Wenn sich die Stille der Nacht ausbreitet, dann hören sie das Beben ganz besonders deutlich. Sie bestehen dann nur noch aus Herzschlägen, die einen Takt vorgeben, der unerbittlich auf sein eigenes Verlöschen zielt. Sie müssen gerettet werden! Sie bestehen darauf! Beruhigung finden sie, wenn Schnee fällt, ihre Zimmer mit flüsternden Stimmen belebt sind oder sie den finsteren Gedanken nachhängen, die sie wie alte Freunde immer wieder heimsuchen. Dann geht es ihnen gut, dann sind sie dort, wo sie sich auskennen und ihre Sprache gesprochen wird. Am meisten Angst macht ihnen der Gedanke, dass sie in die Freiheit entlassen werden könnten.

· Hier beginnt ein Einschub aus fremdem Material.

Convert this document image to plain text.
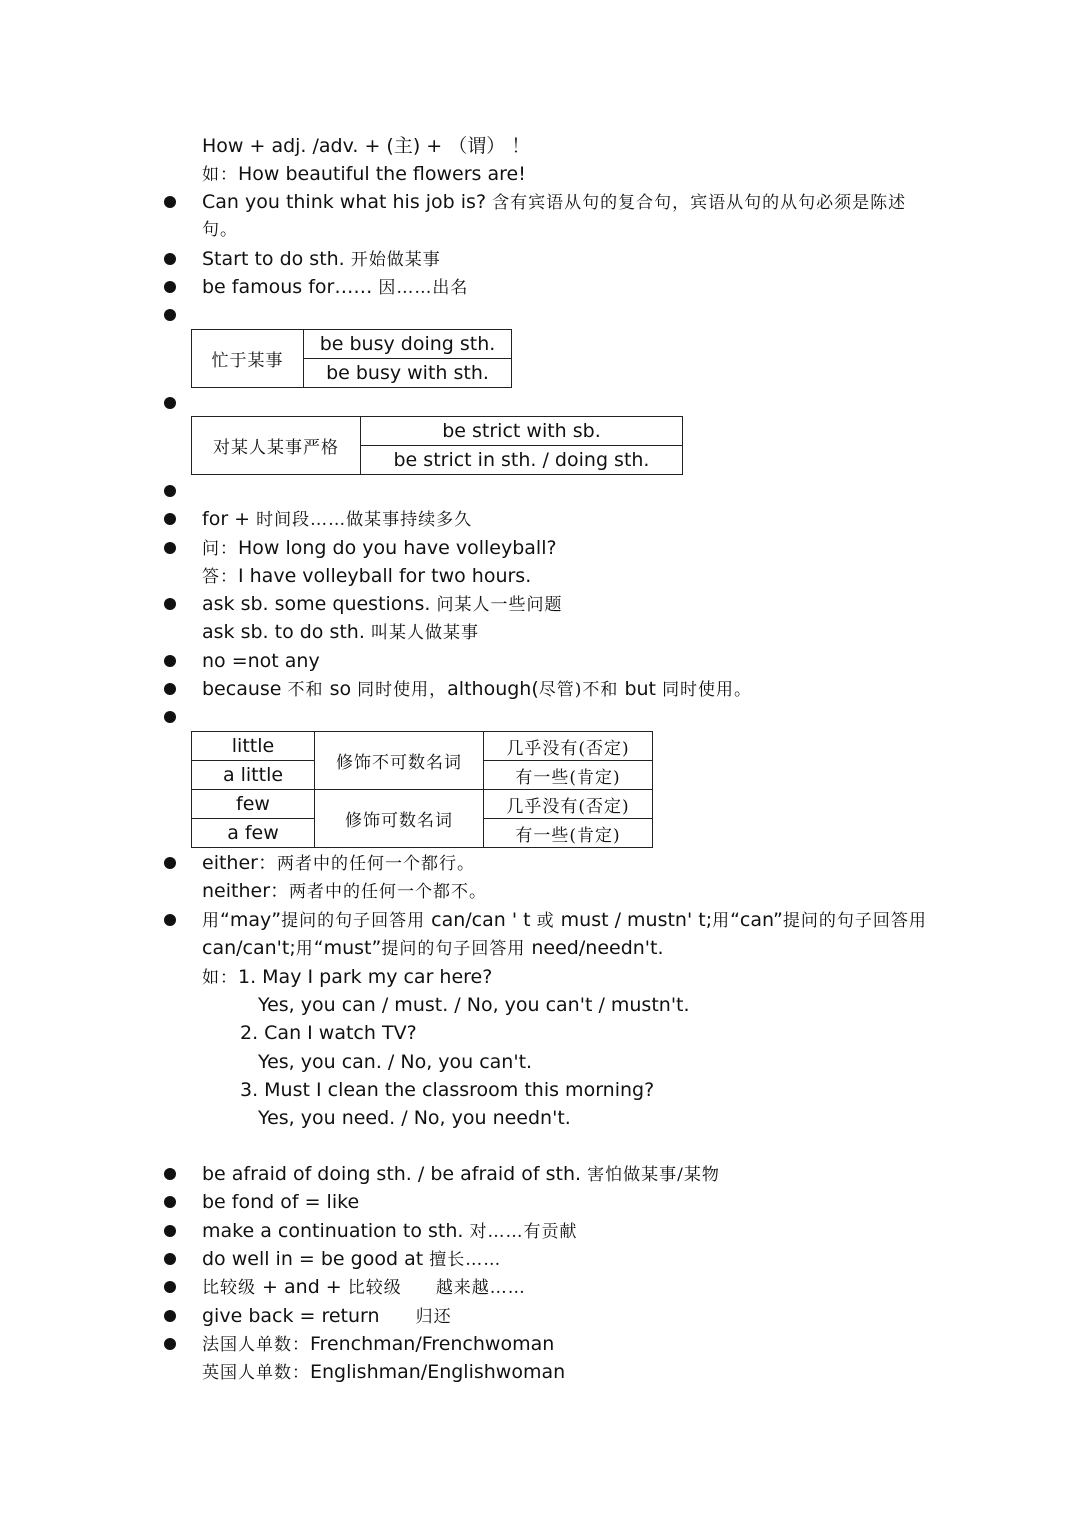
How + adj. /adv. + (主) + （谓） ！
如：How beautiful the flowers are!
Can you think what his job is? 含有宾语从句的复合句，宾语从句的从句必须是陈述
句。
Start to do sth. 开始做某事
be famous for…… 因……出名
忙于某事	be busy doing sth.
be busy with sth.
对某人某事严格	be strict with sb.
be strict in sth. / doing sth.
for + 时间段……做某事持续多久
问：How long do you have volleyball?
答：I have volleyball for two hours.
ask sb. some questions. 问某人一些问题
ask sb. to do sth. 叫某人做某事
no =not any
because 不和 so 同时使用，although(尽管)不和 but 同时使用。
little	修饰不可数名词	几乎没有(否定)
a little		有一些(肯定)
few	修饰可数名词	几乎没有(否定)
a few		有一些(肯定)
either：两者中的任何一个都行。
neither：两者中的任何一个都不。
用“may”提问的句子回答用 can/can ' t 或 must / mustn' t;用“can”提问的句子回答用
can/can't;用“must”提问的句子回答用 need/needn't.
如：1. May I park my car here?
Yes, you can / must. / No, you can't / mustn't.
2. Can I watch TV?
Yes, you can. / No, you can't.
3. Must I clean the classroom this morning?
Yes, you need. / No, you needn't.
be afraid of doing sth. / be afraid of sth. 害怕做某事/某物
be fond of = like
make a continuation to sth. 对……有贡献
do well in = be good at 擅长……
比较级 + and + 比较级 越来越……
give back = return 归还
法国人单数：Frenchman/Frenchwoman
英国人单数：Englishman/Englishwoman
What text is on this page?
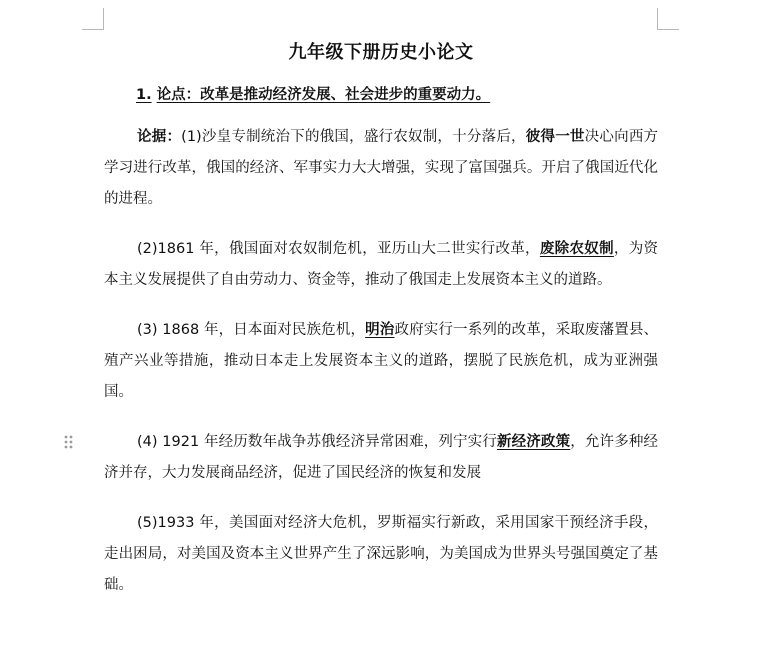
九年级下册历史小论文
1. 论点：改革是推动经济发展、社会进步的重要动力。

论据：(1)沙皇专制统治下的俄国，盛行农奴制，十分落后，彼得一世决心向西方学习进行改革，俄国的经济、军事实力大大增强，实现了富国强兵。开启了俄国近代化的进程。

(2)1861 年，俄国面对农奴制危机，亚历山大二世实行改革，废除农奴制，为资本主义发展提供了自由劳动力、资金等，推动了俄国走上发展资本主义的道路。

(3) 1868 年，日本面对民族危机，明治政府实行一系列的改革，采取废藩置县、殖产兴业等措施，推动日本走上发展资本主义的道路，摆脱了民族危机，成为亚洲强国。

(4) 1921 年经历数年战争苏俄经济异常困难，列宁实行新经济政策，允许多种经济并存，大力发展商品经济，促进了国民经济的恢复和发展

(5)1933 年，美国面对经济大危机，罗斯福实行新政，采用国家干预经济手段，走出困局，对美国及资本主义世界产生了深远影响，为美国成为世界头号强国奠定了基础。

An welche Unbekannten klammerte sich dann ihre Liebe? Würden sie sich dann noch im Spiegel wiedererkennen? Befänden sie sich für immer und für ewig auf der Wanderschaft und nisteten sich derweil Fremde in ihrem Zimmer ein? Plötzlich werden sie einer Weite gewahr, die aus den Klängen ersteht. Ist sie das gesuchte und erahnte Land?